Die Zimmer sehen alle etwas anders aus, der Fußboden ist gefliest. Die Betten sind sehr gut. Wir haben immer gut geschlafen, keine Rückenprobleme. Wir hatten ein Familienzimmer, 2 Doppelzimmer mit 1 kleinen Vorraum mit Moselblick. Die Kinder hatten 2 Einzelbetten und wir 1 großes Doppelbett. Es gibt noch 1 Familienzimmer mit 2 Doppelbetten.
Ganz neu seit diesem Jahr ist die Bettausstattung aus Mikrofaser, richtig kuschelig und warm, jedoch ganz leicht.

Lage
Die Pension liegt sehr zentral, sie ist gut zu erreichen und hat einen eigenen Parkplatz.
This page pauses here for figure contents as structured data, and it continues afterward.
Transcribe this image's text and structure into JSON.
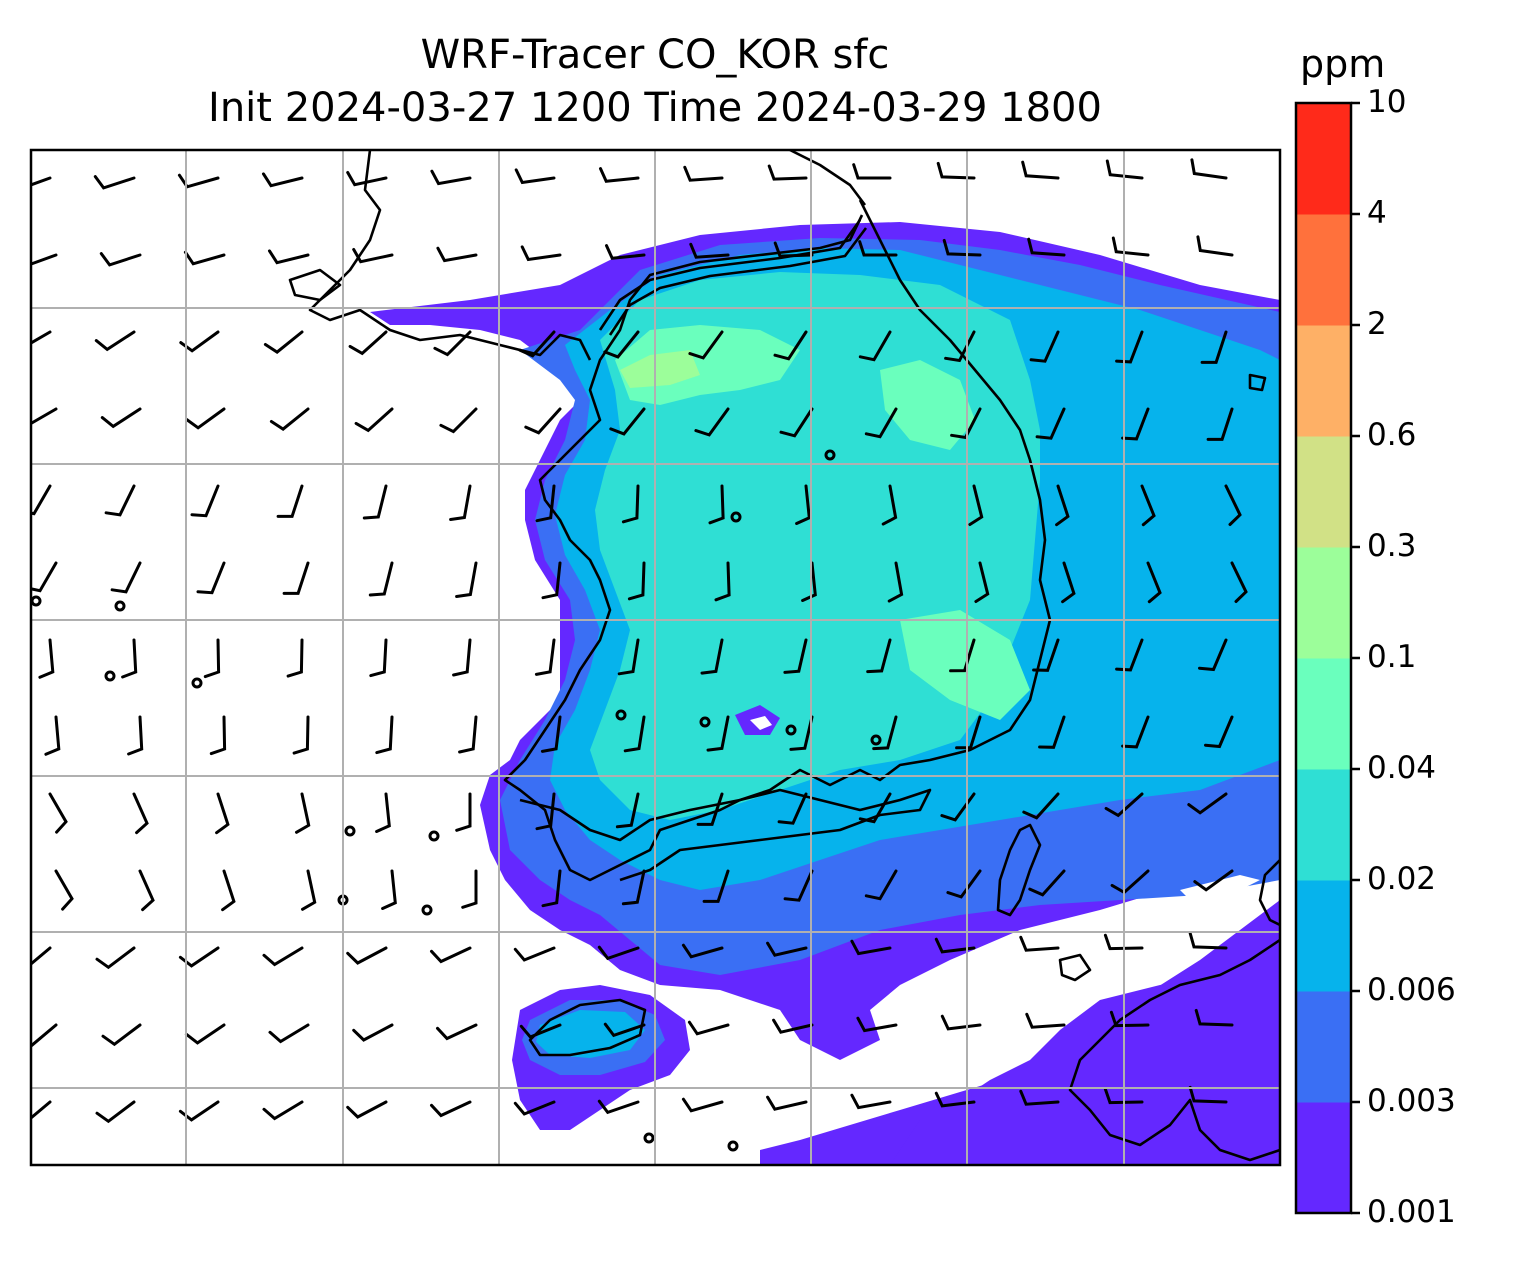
{
  "figure": {
    "title_line1": "WRF-Tracer CO_KOR sfc",
    "title_line2": "Init 2024-03-27 1200 Time 2024-03-29 1800"
  },
  "colorbar": {
    "unit": "ppm",
    "levels": [
      "0.001",
      "0.003",
      "0.006",
      "0.02",
      "0.04",
      "0.1",
      "0.3",
      "0.6",
      "2",
      "4",
      "10"
    ],
    "colors": [
      "#6428ff",
      "#3a6ff4",
      "#06b3ec",
      "#2fdfd4",
      "#6affbd",
      "#9cfe9a",
      "#d1e186",
      "#feb066",
      "#ff713c",
      "#ff2a1a"
    ]
  },
  "map": {
    "grid": true,
    "grid_color": "#b0b0b0",
    "coastline_color": "#000000",
    "wind_barbs": true
  }
}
Nehren ist ein ganz kleiner Ort mit noch sehr vielen Winzern. Sehr überschaubar und gemütlich. Von der Pension ist man in 1 Minute an der Mosel und kann da spazieren gehen, so lange man laufen kann.
Ringsum sehr viel Grün (Weinberge hinter dem Dorf, vor dem Haus und auf der anderen Moselseite Bäume und Wald, dort ein Naturschutzgebiet mit dem höchsten Berg der Umgebung)
Der Bus fährt Stündlich, auch als Radel-Bus (nimmt Fahrräder im Hänger mit). Die Eisenbahn fährt hier nicht, der nächste Bahnhof Ediger-Eller ist 4 km und der andere Bahnhof ist in Cochem, Verbindung durch einen langen Tunnel. Schiffsfahrten sind von Mai bis Oktober möglich.
Bis Cochem sind es ca 20 Min. mit dem Auto, Trier etwas über eine Stunde. Die Eifel und der Nürburgring ab 30 Min. Fahrzeit.
Der Flugplatz Hahn ist etwa 35 km entfernt.

Umgebung
Gut ausgebautes Wander- und Fahrradwegenetz. Man kann täglich woandershin.
Wir haben uns in Nehren die Römergräber hoch oben in den Weinbergen angesehen, eine tolle Aussicht.
Einen Tag haben wir uns Fahrräder ausgeliehen und sind nach Beilstein gefahren, ein romantischer Ort mit Burgruine und verwinkelten Gassen. Es gibt dort ein Cafe mit alten Kaffeemühlen.
Mit dem Schiff sind wir nach Cochem gefahren, haben uns die Burg angesehen, das Senfmuseum mit eigener Senfherstellung, sind mit der Sesselbahn gefahren mit tollem Rundumblick über die Landschaft und die Mosel.
Wir waren im Wild+Freizeitpark Klotten, lohnt sich als Tagesausflug. Die Kinder hatten viel Spaß und wir auch.
Wir konnten leider nicht alles Sehenswerte ansehen, so das wir einen Grund haben, nächstes Jahr wiederzukommen.